Part II of this Article examines the legal backdrop of off-reservation reserved rights and the basis of the tribal right to habitat protection for off-reservation resources. Part III describes both the legal foundation for and the tribal understanding of a reserved right to exercise tribal sovereign authority outside reservation boundaries. Part IV of the Article describes the United States’s practice—through all three branches of government—of recognizing the exercise of tribal governmental authority off-reservation. It demonstrates that the reasoning and policies underlying this recognition extends to the recognition of a tribal comanagement role over off-reservation rights and resources as an aspect of tribal sovereignty reserved by the tribes through the various treaties. This section further describes how the interplay of the doctrines of tribal sovereignty and the trust responsibility support the assertion of a tribal participatory role in management decision making over off-reservation resources and habitat.

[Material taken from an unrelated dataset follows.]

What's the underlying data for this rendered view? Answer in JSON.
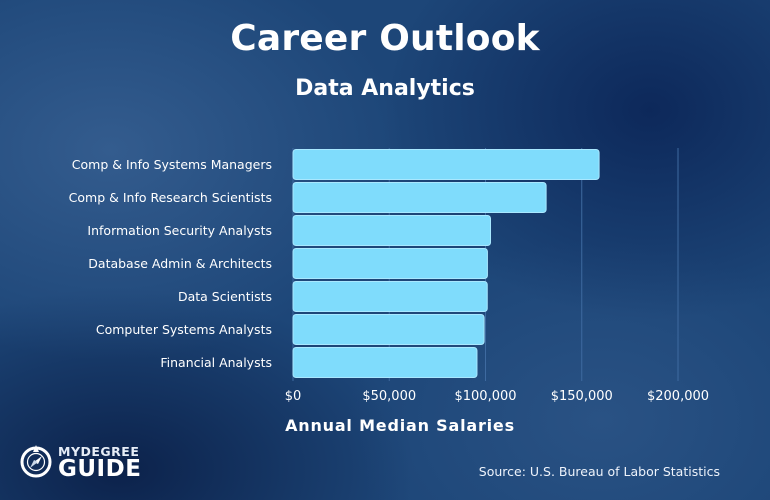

Finally, Part V describes how comanagement might work, setting out some basic principles as well as analyzing some possible models.
Comanagement embodies the concept and practice of two (or more) sovereigns working together to address and solve matters of critical concern to each. Comanagement is not a demand for a tribal veto power over federal projects, but rather a call for an end to federal unilateralism in decision making affecting tribal rights and resources. It is a call for a process that would incorporate, in a constructive manner, the policy and technical expertise of each sovereign in a mutual, participatory framework. This Article seeks to clarify the legal and policy foundation for that framework.